“Nibi iwe bimaadiziwin – Water is Life”, is the title of an art exhibit that is currently on public display at the Thunder Bay Art Gallery. The Grade 9 Geography class, worked in collaboration with the Indigenous Cultural Academy at Hammarskjold High School on a student geography unit focused on the topic of water.
The unit began by having the students in the two classes examine several geography-related water issues, such as surface water patterns, the effects of urban expansion on water, industrial water treatment practices and the geographic distribution of communities with ‘boil water’ advisories in northern Ontario. Afterwards, the project was expanded to include important traditional and cultural teachings related to the role and sacredness of water to the Anishinaabeg culture. For example, students explored how water supports life, how water builds relationships, how water can heal. Finally, students studied what is needed for the protection and long-term conservation of water for future generations.

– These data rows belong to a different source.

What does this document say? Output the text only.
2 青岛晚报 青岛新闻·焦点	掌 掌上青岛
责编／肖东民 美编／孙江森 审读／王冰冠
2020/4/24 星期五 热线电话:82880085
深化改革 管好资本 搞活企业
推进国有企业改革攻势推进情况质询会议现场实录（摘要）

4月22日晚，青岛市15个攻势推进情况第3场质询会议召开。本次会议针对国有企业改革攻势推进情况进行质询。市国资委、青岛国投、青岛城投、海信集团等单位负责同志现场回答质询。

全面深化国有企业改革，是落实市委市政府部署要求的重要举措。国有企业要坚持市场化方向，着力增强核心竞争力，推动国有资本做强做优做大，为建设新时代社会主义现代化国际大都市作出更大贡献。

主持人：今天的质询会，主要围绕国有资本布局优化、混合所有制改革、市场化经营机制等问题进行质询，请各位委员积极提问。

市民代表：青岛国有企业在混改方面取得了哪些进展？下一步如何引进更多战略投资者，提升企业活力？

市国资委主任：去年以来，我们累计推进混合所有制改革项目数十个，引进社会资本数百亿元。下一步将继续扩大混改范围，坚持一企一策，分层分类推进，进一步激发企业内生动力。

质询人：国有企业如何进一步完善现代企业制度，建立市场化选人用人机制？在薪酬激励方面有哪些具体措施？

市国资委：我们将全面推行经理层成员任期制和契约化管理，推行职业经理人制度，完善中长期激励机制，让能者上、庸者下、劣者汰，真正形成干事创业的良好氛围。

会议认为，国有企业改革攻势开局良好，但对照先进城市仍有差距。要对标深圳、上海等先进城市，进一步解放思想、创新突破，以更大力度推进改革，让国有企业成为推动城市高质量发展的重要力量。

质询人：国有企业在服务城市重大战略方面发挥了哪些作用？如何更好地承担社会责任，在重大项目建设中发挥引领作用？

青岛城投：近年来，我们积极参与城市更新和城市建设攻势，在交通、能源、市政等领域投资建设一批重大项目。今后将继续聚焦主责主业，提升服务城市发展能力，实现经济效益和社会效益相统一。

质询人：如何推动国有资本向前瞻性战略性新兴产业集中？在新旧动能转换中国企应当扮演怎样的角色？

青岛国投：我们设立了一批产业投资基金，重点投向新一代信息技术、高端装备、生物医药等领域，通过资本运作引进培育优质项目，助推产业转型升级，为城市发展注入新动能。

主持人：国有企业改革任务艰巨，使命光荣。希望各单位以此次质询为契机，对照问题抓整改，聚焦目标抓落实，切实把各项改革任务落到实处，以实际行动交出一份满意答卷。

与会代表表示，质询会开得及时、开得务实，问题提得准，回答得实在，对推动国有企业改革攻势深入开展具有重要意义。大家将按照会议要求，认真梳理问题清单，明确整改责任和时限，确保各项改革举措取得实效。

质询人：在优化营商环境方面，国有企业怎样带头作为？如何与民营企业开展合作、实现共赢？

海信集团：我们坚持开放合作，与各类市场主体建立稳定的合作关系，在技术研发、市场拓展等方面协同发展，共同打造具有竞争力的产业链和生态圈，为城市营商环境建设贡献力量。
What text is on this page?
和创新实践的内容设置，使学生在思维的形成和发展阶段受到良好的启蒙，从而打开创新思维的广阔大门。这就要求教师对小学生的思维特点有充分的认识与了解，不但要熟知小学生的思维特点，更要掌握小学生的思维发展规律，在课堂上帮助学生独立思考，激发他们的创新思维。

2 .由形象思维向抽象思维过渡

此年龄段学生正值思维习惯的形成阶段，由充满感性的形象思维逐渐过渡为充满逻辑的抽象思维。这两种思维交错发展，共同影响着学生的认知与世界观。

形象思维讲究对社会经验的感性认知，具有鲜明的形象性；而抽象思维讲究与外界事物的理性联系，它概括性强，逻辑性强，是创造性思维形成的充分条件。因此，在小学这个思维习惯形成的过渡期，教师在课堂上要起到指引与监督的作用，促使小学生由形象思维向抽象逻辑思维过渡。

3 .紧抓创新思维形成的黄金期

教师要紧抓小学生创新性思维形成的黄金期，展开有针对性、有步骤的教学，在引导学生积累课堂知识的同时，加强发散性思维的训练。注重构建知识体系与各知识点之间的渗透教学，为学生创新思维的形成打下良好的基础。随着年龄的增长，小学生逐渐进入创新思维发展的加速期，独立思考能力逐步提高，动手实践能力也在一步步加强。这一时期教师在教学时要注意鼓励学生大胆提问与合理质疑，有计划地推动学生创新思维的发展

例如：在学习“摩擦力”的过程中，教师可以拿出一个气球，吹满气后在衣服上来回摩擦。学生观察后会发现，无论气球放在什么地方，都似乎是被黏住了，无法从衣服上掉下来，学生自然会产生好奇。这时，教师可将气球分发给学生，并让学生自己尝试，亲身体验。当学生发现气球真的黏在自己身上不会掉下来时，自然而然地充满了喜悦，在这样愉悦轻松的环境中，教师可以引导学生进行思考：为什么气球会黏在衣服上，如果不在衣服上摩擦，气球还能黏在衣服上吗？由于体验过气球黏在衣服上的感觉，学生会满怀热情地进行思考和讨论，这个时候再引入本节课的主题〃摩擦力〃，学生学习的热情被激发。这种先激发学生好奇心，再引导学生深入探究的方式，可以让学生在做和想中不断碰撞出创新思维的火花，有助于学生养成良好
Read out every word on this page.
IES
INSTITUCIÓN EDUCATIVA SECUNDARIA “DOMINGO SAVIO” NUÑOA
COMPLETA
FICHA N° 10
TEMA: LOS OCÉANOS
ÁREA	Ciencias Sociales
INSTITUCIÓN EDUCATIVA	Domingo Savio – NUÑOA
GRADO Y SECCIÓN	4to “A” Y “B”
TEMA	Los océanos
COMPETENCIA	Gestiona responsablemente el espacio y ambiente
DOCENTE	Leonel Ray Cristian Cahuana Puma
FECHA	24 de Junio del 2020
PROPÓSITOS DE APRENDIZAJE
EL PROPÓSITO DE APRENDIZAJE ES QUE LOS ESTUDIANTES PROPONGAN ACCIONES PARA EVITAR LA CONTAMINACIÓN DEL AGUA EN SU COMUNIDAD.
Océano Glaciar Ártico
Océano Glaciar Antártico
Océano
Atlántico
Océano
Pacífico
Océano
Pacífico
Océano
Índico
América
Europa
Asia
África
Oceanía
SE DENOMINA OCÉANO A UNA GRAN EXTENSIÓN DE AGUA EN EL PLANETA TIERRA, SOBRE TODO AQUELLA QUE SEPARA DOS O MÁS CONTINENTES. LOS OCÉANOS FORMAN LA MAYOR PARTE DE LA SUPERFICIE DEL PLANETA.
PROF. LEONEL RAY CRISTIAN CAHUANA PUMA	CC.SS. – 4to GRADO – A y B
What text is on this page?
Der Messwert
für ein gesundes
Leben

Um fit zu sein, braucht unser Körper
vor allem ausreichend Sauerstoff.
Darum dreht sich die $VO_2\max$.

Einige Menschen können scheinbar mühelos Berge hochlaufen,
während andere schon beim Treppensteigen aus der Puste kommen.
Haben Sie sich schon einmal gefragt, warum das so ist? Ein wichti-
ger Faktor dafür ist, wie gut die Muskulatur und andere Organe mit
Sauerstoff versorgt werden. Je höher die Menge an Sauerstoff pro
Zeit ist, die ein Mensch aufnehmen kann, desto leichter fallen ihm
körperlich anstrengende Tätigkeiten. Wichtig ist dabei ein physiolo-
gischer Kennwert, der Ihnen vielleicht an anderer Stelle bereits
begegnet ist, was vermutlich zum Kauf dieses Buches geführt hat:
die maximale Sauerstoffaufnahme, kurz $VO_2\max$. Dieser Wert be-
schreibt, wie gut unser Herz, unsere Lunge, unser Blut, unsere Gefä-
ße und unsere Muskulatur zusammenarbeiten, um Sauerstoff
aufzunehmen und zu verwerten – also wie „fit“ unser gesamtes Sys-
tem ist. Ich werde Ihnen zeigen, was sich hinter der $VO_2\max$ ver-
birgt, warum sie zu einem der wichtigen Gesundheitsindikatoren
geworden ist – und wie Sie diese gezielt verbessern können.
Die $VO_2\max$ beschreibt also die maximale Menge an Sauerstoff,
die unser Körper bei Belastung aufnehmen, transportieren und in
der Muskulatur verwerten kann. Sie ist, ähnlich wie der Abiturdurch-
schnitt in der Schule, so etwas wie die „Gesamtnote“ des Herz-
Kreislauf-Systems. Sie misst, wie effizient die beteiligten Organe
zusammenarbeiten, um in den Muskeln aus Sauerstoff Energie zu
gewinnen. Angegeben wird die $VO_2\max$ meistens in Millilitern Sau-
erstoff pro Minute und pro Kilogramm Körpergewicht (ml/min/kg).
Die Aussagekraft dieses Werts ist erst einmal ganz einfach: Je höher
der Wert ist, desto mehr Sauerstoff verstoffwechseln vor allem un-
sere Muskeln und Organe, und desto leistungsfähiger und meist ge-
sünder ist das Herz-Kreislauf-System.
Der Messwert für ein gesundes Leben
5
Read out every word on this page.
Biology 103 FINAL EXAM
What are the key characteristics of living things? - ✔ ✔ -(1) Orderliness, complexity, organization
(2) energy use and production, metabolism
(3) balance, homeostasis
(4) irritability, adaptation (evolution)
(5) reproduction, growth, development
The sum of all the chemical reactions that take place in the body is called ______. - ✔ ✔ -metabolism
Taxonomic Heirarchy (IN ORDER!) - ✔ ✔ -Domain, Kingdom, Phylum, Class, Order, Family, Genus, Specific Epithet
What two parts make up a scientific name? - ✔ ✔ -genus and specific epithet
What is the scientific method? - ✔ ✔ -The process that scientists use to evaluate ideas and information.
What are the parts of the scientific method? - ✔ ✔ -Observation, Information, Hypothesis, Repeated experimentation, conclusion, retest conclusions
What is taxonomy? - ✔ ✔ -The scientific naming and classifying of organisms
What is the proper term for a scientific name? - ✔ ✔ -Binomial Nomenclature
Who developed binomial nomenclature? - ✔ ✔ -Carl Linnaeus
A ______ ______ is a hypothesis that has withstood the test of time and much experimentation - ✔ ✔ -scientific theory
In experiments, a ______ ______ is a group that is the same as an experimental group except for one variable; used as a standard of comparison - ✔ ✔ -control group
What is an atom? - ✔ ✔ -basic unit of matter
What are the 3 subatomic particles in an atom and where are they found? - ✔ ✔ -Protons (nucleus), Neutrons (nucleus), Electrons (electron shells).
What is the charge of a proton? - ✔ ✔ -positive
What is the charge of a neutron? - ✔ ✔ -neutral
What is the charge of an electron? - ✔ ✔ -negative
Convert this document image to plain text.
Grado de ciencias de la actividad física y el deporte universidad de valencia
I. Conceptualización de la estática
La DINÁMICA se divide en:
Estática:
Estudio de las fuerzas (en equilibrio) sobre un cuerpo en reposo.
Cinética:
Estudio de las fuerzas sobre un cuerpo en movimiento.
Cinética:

As a final project for the unit, students created paintings that combined visual representations of what water means to them, with mapping conventions such as the geographic coordinates of their home communities (e.g., Webequie, Gull Bay, Thunder Bay) and a ‘bird’s-eye-view’ depiction of the main water body that supports these communities.
“Every painting tells an important story, and the project focus was really about raising awareness about the importance of water for the natural environment and human communities. Additionally, the unconventional nature of the combined geography/art project made it a lot of fun for students to work on, says teacher Lisa MacLeod, Grade 9 Geography Teacher at Hammarskjold High School. “It also helped them identify their strengths and gain some new Geography-related knowledge and skills. Working together with another class to create pieces of art that incorporated both geographical and cultural information, was also beneficial for helping students develop effective communication and collaboration skills”
“Learning and working together, sharing stories, the language and cultural knowledge has helped to create relationships between all of the students and it has also built friendships where none had previously existed,” says Melissa Roberts, the Indigenous Cultural Academy Teacher at Hammarskjold High School. “The semester-long partnership between the Grade 9 Geography class and the Cultural Academy class has also shown improvement in student attendance and their levels of engagement in learning about various important issues such as the topic of water.”
The art that Hammarskjold students created as part of the water project is currently on display in the Community Room at the Thunder Bay Art Gallery. The exhibit will run until March 30th, 2019 and is open to anyone that is interested in viewing it.